Arthur John Jex-Blake


Arthur John Jex-Blake was a British physician, specializing in heart and lung diseases.

Biography

After education at Eton, Arthur John Jex-Blake matriculated at Magdalen College, Oxford, where he graduated BA in 1894, MA in 1901, BM and BCh in 1901, and DM in 1913. He entered as a University scholar at St George's Hospital Medical School, where he received his medical education. In 1902 the University of Oxford awarded him a Radcliffe travelling fellowship, enabling him to visit Vienna, Copenhagen, and Baltimore. He was appointed to the staff of the Victoria Hospital for Children and then became an assistant physician to St George's Hospital and to the Royal Brompton Hospital. He qualified MRCP in 1905 and was elected FRCP in 1912. In 1913 he delivered the Goulstonian Lectures.
During WWI he served as a major in the Royal Army Medical Corps in France and upon his return was appointed a full physician at St George's Hospital.
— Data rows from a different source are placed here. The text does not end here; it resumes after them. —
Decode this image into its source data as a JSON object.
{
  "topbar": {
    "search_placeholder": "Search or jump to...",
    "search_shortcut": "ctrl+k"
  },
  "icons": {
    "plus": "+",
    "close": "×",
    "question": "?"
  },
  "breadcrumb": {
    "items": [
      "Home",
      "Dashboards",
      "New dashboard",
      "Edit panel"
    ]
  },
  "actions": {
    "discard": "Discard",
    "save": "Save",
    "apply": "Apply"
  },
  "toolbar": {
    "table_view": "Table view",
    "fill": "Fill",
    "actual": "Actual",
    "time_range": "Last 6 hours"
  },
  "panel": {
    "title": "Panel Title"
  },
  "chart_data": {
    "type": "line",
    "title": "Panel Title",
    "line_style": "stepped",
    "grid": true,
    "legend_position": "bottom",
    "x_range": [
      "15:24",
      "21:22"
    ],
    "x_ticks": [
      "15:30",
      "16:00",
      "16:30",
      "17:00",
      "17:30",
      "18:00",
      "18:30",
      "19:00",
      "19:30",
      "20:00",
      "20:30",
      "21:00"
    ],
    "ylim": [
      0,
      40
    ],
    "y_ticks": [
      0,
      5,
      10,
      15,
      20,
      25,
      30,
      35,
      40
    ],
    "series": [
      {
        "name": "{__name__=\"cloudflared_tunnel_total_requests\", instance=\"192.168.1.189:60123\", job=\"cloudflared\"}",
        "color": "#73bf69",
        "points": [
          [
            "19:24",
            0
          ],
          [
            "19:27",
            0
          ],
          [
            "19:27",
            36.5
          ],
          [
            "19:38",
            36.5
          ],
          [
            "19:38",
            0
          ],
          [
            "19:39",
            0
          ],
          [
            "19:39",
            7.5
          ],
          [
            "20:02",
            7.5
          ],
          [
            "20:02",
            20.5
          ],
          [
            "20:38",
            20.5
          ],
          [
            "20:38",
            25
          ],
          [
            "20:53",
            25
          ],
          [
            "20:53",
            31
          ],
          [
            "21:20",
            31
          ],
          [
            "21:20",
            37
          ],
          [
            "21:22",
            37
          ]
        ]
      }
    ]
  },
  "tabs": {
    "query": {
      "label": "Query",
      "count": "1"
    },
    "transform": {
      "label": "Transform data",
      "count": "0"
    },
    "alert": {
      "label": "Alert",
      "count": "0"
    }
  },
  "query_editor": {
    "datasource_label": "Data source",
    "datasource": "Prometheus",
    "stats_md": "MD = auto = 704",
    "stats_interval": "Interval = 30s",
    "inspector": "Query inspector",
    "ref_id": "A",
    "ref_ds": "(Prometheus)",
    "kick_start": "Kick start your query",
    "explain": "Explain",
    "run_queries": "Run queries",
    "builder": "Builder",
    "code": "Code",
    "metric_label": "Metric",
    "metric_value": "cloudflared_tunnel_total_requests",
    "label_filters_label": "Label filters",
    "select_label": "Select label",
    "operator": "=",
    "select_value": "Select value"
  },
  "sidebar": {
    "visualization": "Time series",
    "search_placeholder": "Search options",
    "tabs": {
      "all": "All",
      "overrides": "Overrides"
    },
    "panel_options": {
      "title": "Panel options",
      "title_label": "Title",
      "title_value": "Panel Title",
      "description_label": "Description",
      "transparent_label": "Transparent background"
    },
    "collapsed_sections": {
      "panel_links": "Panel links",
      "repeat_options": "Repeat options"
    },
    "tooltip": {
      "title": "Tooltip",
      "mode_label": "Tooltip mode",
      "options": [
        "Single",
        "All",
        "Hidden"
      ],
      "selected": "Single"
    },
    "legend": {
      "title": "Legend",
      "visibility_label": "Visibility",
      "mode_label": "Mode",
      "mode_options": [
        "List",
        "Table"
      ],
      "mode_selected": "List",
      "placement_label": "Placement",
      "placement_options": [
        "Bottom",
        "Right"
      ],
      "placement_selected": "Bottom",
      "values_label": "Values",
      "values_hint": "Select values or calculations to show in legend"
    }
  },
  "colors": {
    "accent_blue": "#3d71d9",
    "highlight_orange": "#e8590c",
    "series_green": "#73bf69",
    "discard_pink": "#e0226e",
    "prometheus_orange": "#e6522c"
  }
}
In 1920 he married, resigned all of his London appointments, and moved with his bride to Kenya, where he lived until his death in 1957.

Family

Arthur John Jex-Blake was a son of Rev. Thomas William Jex-Blake, D.D. and a nephew of the famous physician and feminist Sophia Jex-Blake. On 5 August 1920 in Wilton, Wiltshire, A. J. Jex-Blake married Lady Muriel Katherine Herbert, daughter of Sidney Herbert, 14th Earl of Pembroke.
The couple met in Boulogne in WWI when he was a doctor and she was a volunteer nurse. The Jex-Blakes had one daughter, Daphne Marian Jex-Blake ; she married Richard Mason.